I was born in New York in 1951, grew up mainly in Los Angeles, began my career in journalism in 1981, and moved to Israel in 1985. I live in Modi'in with my wife Philippa and sons Alon and Gilad.

2 thoughts on “A litmus test of Israel’s character”

  1. To date, Breaking the Silence has done nothing illegal. The State, via Bibi’s cold shouldering of the German Minister and the events by others you relate, is shaming them. The Minister was declared unclean because he met an unclean. But freedom of association should prevent government shaming such as this so long as the target is legal, which here it is. Those in State positions cannot see the difference between their own and Party views and the State–and that is a key ingredient of Fascism. How should Bibi as State representative handled the German’s meeting with BtS? Just ignore it. Don’t talk of it privately in meetings or publically. That’s all you have to do to retain State neutrality here. But shaming is now a STATE policy defining what the People are.

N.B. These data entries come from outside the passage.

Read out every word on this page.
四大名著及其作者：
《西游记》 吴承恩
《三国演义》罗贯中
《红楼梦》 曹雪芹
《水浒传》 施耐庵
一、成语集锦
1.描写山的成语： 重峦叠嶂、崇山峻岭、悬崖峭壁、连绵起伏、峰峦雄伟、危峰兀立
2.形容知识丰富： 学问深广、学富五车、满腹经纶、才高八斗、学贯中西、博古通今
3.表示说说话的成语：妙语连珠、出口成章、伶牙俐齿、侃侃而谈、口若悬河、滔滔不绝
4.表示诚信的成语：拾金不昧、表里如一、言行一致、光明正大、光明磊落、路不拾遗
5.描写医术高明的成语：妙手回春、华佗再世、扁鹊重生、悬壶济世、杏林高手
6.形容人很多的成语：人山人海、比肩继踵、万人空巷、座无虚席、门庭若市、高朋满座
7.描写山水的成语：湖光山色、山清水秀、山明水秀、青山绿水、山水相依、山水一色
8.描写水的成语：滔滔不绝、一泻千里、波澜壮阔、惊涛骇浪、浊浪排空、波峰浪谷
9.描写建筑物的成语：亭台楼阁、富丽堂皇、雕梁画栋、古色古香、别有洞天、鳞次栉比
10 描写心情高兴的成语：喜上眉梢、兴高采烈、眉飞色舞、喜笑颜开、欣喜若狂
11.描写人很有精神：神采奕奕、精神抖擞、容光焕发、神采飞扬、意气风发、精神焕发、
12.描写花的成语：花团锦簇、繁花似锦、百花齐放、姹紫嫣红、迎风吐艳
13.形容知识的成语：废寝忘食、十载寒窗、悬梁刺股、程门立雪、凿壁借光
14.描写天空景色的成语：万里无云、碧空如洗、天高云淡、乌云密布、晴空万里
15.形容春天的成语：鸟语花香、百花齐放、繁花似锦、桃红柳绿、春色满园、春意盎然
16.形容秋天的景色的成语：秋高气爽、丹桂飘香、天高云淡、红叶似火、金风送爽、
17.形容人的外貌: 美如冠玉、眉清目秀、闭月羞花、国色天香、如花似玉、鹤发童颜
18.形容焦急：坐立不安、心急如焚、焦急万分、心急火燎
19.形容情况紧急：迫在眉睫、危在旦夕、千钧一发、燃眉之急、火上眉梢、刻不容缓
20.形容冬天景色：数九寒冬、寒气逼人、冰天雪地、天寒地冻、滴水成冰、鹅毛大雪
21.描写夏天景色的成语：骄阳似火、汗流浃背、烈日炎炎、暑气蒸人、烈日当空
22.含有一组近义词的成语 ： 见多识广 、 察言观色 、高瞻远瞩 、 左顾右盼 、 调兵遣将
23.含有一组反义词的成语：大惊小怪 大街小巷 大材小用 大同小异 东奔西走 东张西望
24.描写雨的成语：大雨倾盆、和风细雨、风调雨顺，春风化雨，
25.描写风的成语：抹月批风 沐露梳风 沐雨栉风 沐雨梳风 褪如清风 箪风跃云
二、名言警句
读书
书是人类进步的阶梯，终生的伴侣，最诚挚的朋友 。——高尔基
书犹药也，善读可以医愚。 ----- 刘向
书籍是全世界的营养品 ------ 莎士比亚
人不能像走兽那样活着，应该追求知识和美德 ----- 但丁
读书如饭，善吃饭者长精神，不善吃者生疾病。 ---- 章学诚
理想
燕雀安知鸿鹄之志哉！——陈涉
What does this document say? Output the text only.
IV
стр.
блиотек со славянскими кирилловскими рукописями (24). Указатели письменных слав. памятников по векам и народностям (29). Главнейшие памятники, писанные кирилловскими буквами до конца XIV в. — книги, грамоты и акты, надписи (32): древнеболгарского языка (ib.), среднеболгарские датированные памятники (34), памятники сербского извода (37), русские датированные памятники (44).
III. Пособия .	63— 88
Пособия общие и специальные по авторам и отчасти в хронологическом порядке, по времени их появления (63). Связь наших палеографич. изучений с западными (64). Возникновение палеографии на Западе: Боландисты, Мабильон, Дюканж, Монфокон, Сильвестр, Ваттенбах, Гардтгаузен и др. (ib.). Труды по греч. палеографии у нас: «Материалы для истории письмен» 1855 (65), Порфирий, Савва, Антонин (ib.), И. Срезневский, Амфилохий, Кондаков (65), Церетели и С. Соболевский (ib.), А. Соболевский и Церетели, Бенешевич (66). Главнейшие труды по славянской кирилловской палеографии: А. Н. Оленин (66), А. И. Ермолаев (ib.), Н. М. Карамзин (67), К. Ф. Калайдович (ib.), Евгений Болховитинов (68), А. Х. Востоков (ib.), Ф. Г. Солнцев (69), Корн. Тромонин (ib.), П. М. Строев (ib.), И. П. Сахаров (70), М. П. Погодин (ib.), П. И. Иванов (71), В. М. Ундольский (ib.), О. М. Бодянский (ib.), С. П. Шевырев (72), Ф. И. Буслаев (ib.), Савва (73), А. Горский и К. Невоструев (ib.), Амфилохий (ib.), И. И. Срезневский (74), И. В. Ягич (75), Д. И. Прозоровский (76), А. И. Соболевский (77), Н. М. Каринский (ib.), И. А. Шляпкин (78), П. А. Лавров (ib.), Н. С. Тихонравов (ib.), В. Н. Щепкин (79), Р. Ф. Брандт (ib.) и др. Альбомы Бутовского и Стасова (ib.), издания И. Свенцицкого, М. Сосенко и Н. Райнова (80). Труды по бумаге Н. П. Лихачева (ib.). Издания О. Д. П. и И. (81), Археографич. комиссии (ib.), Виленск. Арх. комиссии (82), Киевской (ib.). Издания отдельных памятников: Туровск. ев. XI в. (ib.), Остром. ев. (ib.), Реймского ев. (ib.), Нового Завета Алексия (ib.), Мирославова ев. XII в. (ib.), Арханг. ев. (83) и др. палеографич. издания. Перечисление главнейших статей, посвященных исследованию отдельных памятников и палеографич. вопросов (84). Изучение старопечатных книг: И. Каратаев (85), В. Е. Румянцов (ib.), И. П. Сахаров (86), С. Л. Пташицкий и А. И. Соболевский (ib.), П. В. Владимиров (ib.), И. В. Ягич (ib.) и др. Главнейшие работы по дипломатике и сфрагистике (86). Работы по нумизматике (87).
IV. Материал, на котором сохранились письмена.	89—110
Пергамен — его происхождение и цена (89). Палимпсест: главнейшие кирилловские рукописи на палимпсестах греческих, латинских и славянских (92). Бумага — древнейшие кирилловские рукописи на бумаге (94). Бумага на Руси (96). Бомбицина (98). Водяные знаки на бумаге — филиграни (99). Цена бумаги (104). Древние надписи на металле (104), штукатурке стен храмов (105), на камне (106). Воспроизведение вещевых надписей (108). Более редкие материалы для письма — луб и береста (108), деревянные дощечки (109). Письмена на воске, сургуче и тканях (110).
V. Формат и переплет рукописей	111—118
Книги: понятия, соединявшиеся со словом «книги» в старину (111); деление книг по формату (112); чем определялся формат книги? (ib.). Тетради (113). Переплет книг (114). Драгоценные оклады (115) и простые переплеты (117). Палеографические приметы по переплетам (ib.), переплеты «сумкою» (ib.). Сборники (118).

    This slip occurs anywhere in wartime; it happened in the US in WW II, in Korea, and at first with Vietnam; people were arrested during WW I for placing anti-war pamphlets in the US mail. But Vietnam, not being a total war, eventually broke the wartime fusion of People and State; presently, national right patriotism in the US seeks to reassert it. Israel has been in virtual total war about all of its existence. BtS’s treatment is then not that abnormal. Pluralism cannot be sustained in a war state, and we now live in virtual realities of news which endeavor to create such a state. Israel is merely on the edge of the spectrum. The Israeli left is bucking a powerful human trait. We seem to lament all this only after its day is done.

    1. Yeah, Greg. And Israelis don’t recognize that 100 years of going from war footing to war and back, perpetually, might have taken a bit of a toll on the country’s democratic spirit.